E-Edition

Nephi cyclist beneficiary of ‘Extraordinary Save’ at hospital

The North Sanpete Ambulance Association team and the Emergency Department at Sanpete Valley Hospital are credited with saving Luis Garcilzo’s life. Back row (L-R): Alta Lynne Rasmusssen, advanced EMT, Fountain Green; Verle Nowling, EMT, Chester; Sean Rawlings, EMT, Moroni; Kent Chapman, physician’s assistant and assistant medical director of the Sanpete Valley Emergency Department; Elizabeth Simmons. RN; and Dr. David Krzymowski, surgeon at the hospital; and Heather Pecora, EMT, Wales. Front (L-R): Kaitlyn Sorensen, CNA at the hospital; Luis Garcilazo, the patient; and Joshua Pecora, EMT, Wales. Not shown is Emergency Department physician Dr. Brett Johnson.

Nephi cyclist beneficiary of ‘Extraordinary Save’ at hospital

 

By Suzanne Dean

 

01-30-2019

MT. PLEASANT—It was a beautiful fall day toward the end of September when Luis Garcilazo headed out from Nephi on his motorcycle to meet his wife for dinner at her sister’s house in Ephraim.

He wore a helmet and a leather jacket. “The helmet saved my life,” he said following an “Extraordinary Save” presentation last Thursday, Jan. 24 at a building on the Sanpete Valley Hospital campus.

The hospital holds Extraordinary Save events about once per year to commend local EMTs and the Emergency Department for exceptional performances that save patients’ lives.

As Garcilazo traveled on S.R. 132 through Salt Creek Canyon and Fountain Green, he could not have imagined how dramatically his life would change a few hundred feet shy of the Moroni City Cemetery.

That was where a white pickup came out of a side street into the path of his motorcycle. He plowed into the side of the truck at such velocity that his body bounched back 20 feet.

He doesn’t remember the accident, or being loaded into an ambulance or being wheeled into the Sanpete Valley emergency room, or being Lifeflighted to Utah Valley Regional Medical Center (UVRMC) in Provo.

Suffice it to say that from the moment of impact to his arrival in Provo, almost everything went right.

Luis Garcilazo with his wife Carmen Torres at a presentation of his case at Sanpete Valley Hospital. The couple expressed appreciation to EMTs and the hospital Emergency Department staff for saving Garcilazo’s life after a motorcycle accident in September, 2018.

Some people traveling along S.R. 132 who worked at Central Valley Medical Center in Nephi stopped. “They knew what to do,” Alta Lynne Rasmussen, an advanced EMT and one of the first medical responders, said at the Extraordinary Save event.
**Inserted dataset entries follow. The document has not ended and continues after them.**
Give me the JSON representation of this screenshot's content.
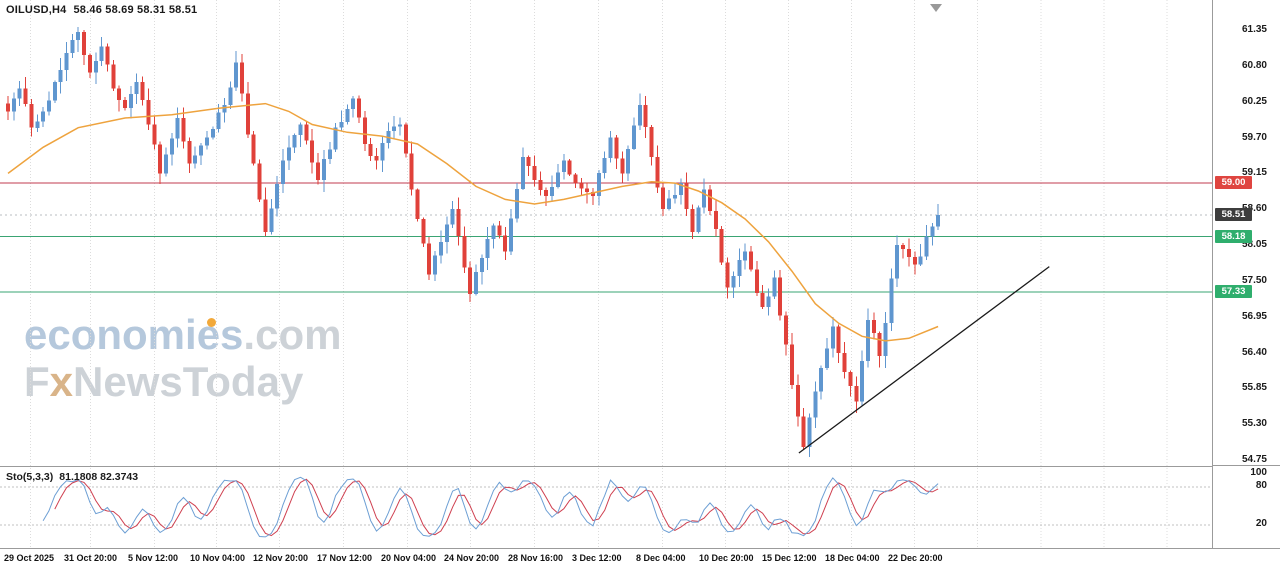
{
  "header": {
    "symbol_period": "OILUSD,H4",
    "quote": "58.46 58.69 58.31 58.51"
  },
  "watermark": {
    "brand": "economies",
    "suffix": ".com",
    "line2_f": "F",
    "line2_x": "x",
    "line2_rest": "NewsToday"
  },
  "stochastic_header": {
    "name": "Sto(5,3,3)",
    "values": "81.1808 82.3743"
  },
  "chart_data": {
    "type": "candlestick",
    "symbol": "OILUSD",
    "timeframe": "H4",
    "last_quote": {
      "open": 58.46,
      "high": 58.69,
      "low": 58.31,
      "close": 58.51
    },
    "candle_count": 160,
    "y_axis": {
      "ymin": 54.66,
      "ymax": 61.81,
      "ticks": [
        "61.35",
        "60.80",
        "60.25",
        "59.70",
        "59.15",
        "58.60",
        "58.05",
        "57.50",
        "56.95",
        "56.40",
        "55.85",
        "55.30",
        "54.75"
      ]
    },
    "x_axis": {
      "labels": [
        [
          "29 Oct 2025",
          4
        ],
        [
          "31 Oct 20:00",
          64
        ],
        [
          "5 Nov 12:00",
          128
        ],
        [
          "10 Nov 04:00",
          190
        ],
        [
          "12 Nov 20:00",
          253
        ],
        [
          "17 Nov 12:00",
          317
        ],
        [
          "20 Nov 04:00",
          381
        ],
        [
          "24 Nov 20:00",
          444
        ],
        [
          "28 Nov 16:00",
          508
        ],
        [
          "3 Dec 12:00",
          572
        ],
        [
          "8 Dec 04:00",
          636
        ],
        [
          "10 Dec 20:00",
          699
        ],
        [
          "15 Dec 12:00",
          762
        ],
        [
          "18 Dec 04:00",
          825
        ],
        [
          "22 Dec 20:00",
          888
        ]
      ]
    },
    "price_pivots": [
      [
        0,
        60.1
      ],
      [
        2,
        60.45
      ],
      [
        4,
        59.85
      ],
      [
        6,
        60.1
      ],
      [
        8,
        60.55
      ],
      [
        10,
        61.0
      ],
      [
        12,
        61.32
      ],
      [
        14,
        60.7
      ],
      [
        16,
        61.1
      ],
      [
        18,
        60.45
      ],
      [
        20,
        60.15
      ],
      [
        22,
        60.55
      ],
      [
        24,
        59.9
      ],
      [
        26,
        59.15
      ],
      [
        29,
        60.0
      ],
      [
        31,
        59.3
      ],
      [
        34,
        59.7
      ],
      [
        37,
        60.2
      ],
      [
        39,
        60.85
      ],
      [
        42,
        59.3
      ],
      [
        44,
        58.25
      ],
      [
        47,
        59.35
      ],
      [
        50,
        59.9
      ],
      [
        53,
        59.05
      ],
      [
        56,
        59.85
      ],
      [
        59,
        60.3
      ],
      [
        61,
        59.6
      ],
      [
        63,
        59.35
      ],
      [
        65,
        59.8
      ],
      [
        67,
        59.9
      ],
      [
        69,
        58.9
      ],
      [
        72,
        57.6
      ],
      [
        74,
        58.1
      ],
      [
        76,
        58.6
      ],
      [
        79,
        57.3
      ],
      [
        81,
        57.85
      ],
      [
        83,
        58.35
      ],
      [
        85,
        57.95
      ],
      [
        88,
        59.4
      ],
      [
        90,
        59.05
      ],
      [
        92,
        58.8
      ],
      [
        95,
        59.35
      ],
      [
        97,
        59.0
      ],
      [
        100,
        58.8
      ],
      [
        103,
        59.7
      ],
      [
        105,
        59.15
      ],
      [
        108,
        60.2
      ],
      [
        110,
        59.4
      ],
      [
        112,
        58.6
      ],
      [
        115,
        59.0
      ],
      [
        117,
        58.25
      ],
      [
        119,
        58.9
      ],
      [
        121,
        58.3
      ],
      [
        123,
        57.4
      ],
      [
        126,
        57.95
      ],
      [
        129,
        57.1
      ],
      [
        131,
        57.55
      ],
      [
        134,
        55.9
      ],
      [
        136,
        54.95
      ],
      [
        138,
        55.8
      ],
      [
        141,
        56.8
      ],
      [
        143,
        56.1
      ],
      [
        145,
        55.65
      ],
      [
        147,
        56.9
      ],
      [
        149,
        56.35
      ],
      [
        152,
        58.05
      ],
      [
        155,
        57.75
      ],
      [
        159,
        58.51
      ]
    ],
    "ma_pivots": [
      [
        0,
        59.15
      ],
      [
        6,
        59.55
      ],
      [
        12,
        59.85
      ],
      [
        20,
        60.0
      ],
      [
        28,
        60.05
      ],
      [
        36,
        60.15
      ],
      [
        44,
        60.22
      ],
      [
        48,
        60.1
      ],
      [
        52,
        59.9
      ],
      [
        58,
        59.78
      ],
      [
        64,
        59.72
      ],
      [
        70,
        59.6
      ],
      [
        75,
        59.3
      ],
      [
        80,
        58.95
      ],
      [
        85,
        58.75
      ],
      [
        90,
        58.68
      ],
      [
        95,
        58.75
      ],
      [
        100,
        58.85
      ],
      [
        105,
        58.95
      ],
      [
        110,
        59.02
      ],
      [
        114,
        59.0
      ],
      [
        118,
        58.88
      ],
      [
        122,
        58.7
      ],
      [
        126,
        58.45
      ],
      [
        130,
        58.1
      ],
      [
        134,
        57.65
      ],
      [
        138,
        57.15
      ],
      [
        142,
        56.85
      ],
      [
        146,
        56.65
      ],
      [
        150,
        56.58
      ],
      [
        154,
        56.62
      ],
      [
        159,
        56.8
      ]
    ],
    "levels": [
      {
        "price": 59.0,
        "label": "59.00",
        "line": "#c13b4f",
        "badge": "#df4540"
      },
      {
        "price": 58.18,
        "label": "58.18",
        "line": "#3aa473",
        "badge": "#2fae6d"
      },
      {
        "price": 57.33,
        "label": "57.33",
        "line": "#3aa473",
        "badge": "#2fae6d"
      }
    ],
    "current_price": {
      "price": 58.51,
      "label": "58.51",
      "badge": "#3d3d3d"
    },
    "trendline": {
      "i1": 135.2,
      "p1": 54.86,
      "i2": 178,
      "p2": 57.72,
      "color": "#1a1a1a"
    },
    "stochastic": {
      "name": "Sto(5,3,3)",
      "period": 5,
      "slowing": 3,
      "signal": 3,
      "display_k": 81.1808,
      "display_d": 82.3743,
      "levels": [
        80,
        20
      ],
      "scale_labels": [
        [
          "100",
          100
        ],
        [
          "80",
          80
        ],
        [
          "20",
          20
        ]
      ],
      "k_color": "#6d9fd4",
      "d_color": "#cf4050"
    },
    "colors": {
      "up": "#5f96cf",
      "down": "#e0413a",
      "ma": "#eea33e",
      "grid": "#dcdcdc",
      "bid_dash": "#b8bcc0"
    }
  }
}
The six volunteers from the Moroni unit of the North Sanpete Ambulance Association assessed the situation as a “Trauma 1” emergency and informed the Sanpete Valley Emergency Department.
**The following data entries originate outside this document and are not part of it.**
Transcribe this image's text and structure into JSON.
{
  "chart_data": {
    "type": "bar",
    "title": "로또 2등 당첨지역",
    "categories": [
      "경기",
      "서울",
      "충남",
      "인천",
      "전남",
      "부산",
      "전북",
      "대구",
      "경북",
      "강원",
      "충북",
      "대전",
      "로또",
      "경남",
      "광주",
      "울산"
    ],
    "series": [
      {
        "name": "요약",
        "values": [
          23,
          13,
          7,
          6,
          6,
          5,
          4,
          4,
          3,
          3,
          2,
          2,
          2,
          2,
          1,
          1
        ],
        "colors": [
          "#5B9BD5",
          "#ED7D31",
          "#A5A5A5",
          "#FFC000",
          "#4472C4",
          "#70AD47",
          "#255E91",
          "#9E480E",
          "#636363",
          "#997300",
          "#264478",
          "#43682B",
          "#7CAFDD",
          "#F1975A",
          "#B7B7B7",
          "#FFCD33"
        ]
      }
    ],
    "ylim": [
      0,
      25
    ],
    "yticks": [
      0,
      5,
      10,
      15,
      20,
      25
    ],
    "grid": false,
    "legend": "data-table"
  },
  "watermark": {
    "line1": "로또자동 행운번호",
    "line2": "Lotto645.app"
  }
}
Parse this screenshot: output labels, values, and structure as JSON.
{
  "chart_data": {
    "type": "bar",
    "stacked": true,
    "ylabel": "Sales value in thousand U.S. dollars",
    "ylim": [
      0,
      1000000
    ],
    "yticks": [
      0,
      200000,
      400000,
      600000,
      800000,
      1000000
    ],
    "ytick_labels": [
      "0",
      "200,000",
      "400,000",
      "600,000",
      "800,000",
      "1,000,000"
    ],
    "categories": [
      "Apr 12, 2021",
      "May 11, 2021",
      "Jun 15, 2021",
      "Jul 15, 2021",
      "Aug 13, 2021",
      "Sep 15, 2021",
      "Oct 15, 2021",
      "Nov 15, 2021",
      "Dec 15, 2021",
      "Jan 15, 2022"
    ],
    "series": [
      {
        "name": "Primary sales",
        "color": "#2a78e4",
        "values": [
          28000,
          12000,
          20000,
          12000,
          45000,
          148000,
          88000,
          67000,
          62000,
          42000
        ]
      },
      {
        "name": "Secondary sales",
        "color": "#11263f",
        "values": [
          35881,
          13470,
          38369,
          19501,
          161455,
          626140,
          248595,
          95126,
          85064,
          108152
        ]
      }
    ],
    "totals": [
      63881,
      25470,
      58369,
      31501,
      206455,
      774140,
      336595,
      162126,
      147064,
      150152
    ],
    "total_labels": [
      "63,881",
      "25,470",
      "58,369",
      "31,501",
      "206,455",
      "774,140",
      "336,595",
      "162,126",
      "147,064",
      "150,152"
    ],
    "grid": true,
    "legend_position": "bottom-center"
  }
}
Because of that communication, all services for stabilizing Garcilazo were ready in minutes. And the Lifeflight helicopter got to Sanpete Valley about the same time the patient did.

“All trauma services were ready upon patient arrival,” said Kent Chapman, a physician assistant and assistant medical director of the Emergency Department. “I want to give a shout-out to our emergency medical team.”
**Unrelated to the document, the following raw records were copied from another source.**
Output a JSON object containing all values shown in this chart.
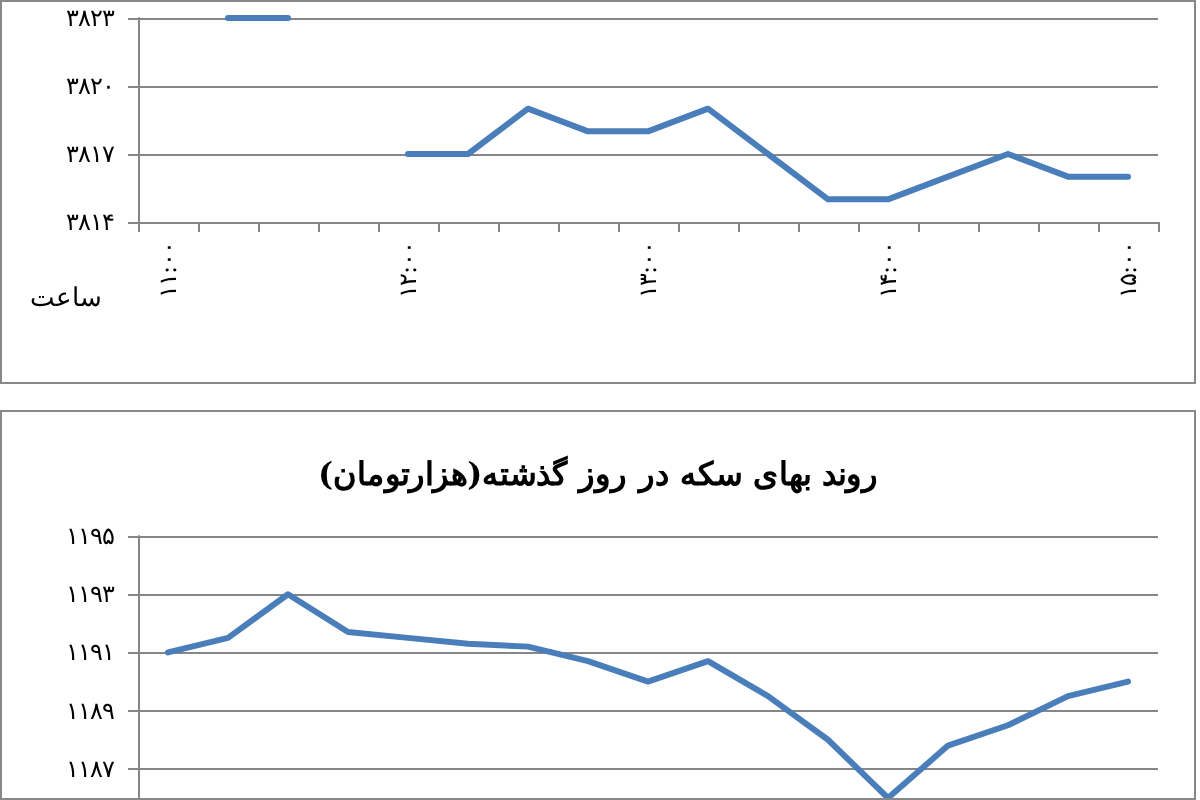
{
  "chart_data": [
    {
      "type": "line",
      "xlabel": "ساعت",
      "categories": [
        "۱۱:۰۰",
        null,
        null,
        null,
        "۱۲:۰۰",
        null,
        null,
        null,
        "۱۳:۰۰",
        null,
        null,
        null,
        "۱۴:۰۰",
        null,
        null,
        null,
        "۱۵:۰۰"
      ],
      "series": [
        {
          "color": "#4a7ebb",
          "values": [
            null,
            3823,
            3823,
            null,
            3817,
            3817,
            3819,
            3818,
            3818,
            3819,
            3817,
            3815,
            3815,
            3816,
            3817,
            3816,
            3816
          ]
        }
      ],
      "ylim": [
        3814,
        3823
      ],
      "yticks": [
        {
          "value": 3814,
          "label": "۳۸۱۴"
        },
        {
          "value": 3817,
          "label": "۳۸۱۷"
        },
        {
          "value": 3820,
          "label": "۳۸۲۰"
        },
        {
          "value": 3823,
          "label": "۳۸۲۳"
        }
      ],
      "grid": "y",
      "marker": "none"
    },
    {
      "type": "line",
      "title": "روند بهای سکه در روز گذشته(هزارتومان)",
      "categories": [
        null,
        null,
        null,
        null,
        null,
        null,
        null,
        null,
        null,
        null,
        null,
        null,
        null,
        null,
        null,
        null,
        null
      ],
      "series": [
        {
          "color": "#4a7ebb",
          "values": [
            1191,
            1191.5,
            1193,
            1191.7,
            1191.5,
            1191.3,
            1191.2,
            1190.7,
            1190,
            1190.7,
            1189.5,
            1188,
            1186,
            1187.8,
            1188.5,
            1189.5,
            1190
          ]
        }
      ],
      "ylim": [
        1186,
        1195
      ],
      "yticks": [
        {
          "value": 1187,
          "label": "۱۱۸۷"
        },
        {
          "value": 1189,
          "label": "۱۱۸۹"
        },
        {
          "value": 1191,
          "label": "۱۱۹۱"
        },
        {
          "value": 1193,
          "label": "۱۱۹۳"
        },
        {
          "value": 1195,
          "label": "۱۱۹۵"
        }
      ],
      "grid": "y",
      "marker": "none",
      "tick_labels": "y"
    }
  ]
}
Turning to Garcilazo, Chapman said, “You are alive because of the care they provided.”

Gacilazo had a crushed hand, a broken femur and head injuries. After arriving at UVRMC, he had two strokes, which caused vision impairment and damaged nerves in his shoulder, result in his losing 60 percent of the motion in his right arm.

He spent one week in intensive care and two more weeks on a regular ward. He had to have a rod implanted in his leg from his knee to his hip. He’s had two surgeries on his hand. He ended up losing the tip of one thumb and having pins put in some of his fingers.

When his wife, Carmen Torres, a third-grade teacher at Moroni Elementary, heard about the accident, he had her sister drive her to the hospital. She said the worst moment was when a doctor gave her her husband’s ring and belongings. She thought he perhaps hadn’t survived.

Garcilazo said he has experienced some depression. “But I talk to the doctors. They give me good expectations.”

“It’ been very hard to stay strong,” Carmen Torres said, “but we’re very grateful he’s alive and very grateful for all the people who helped him.”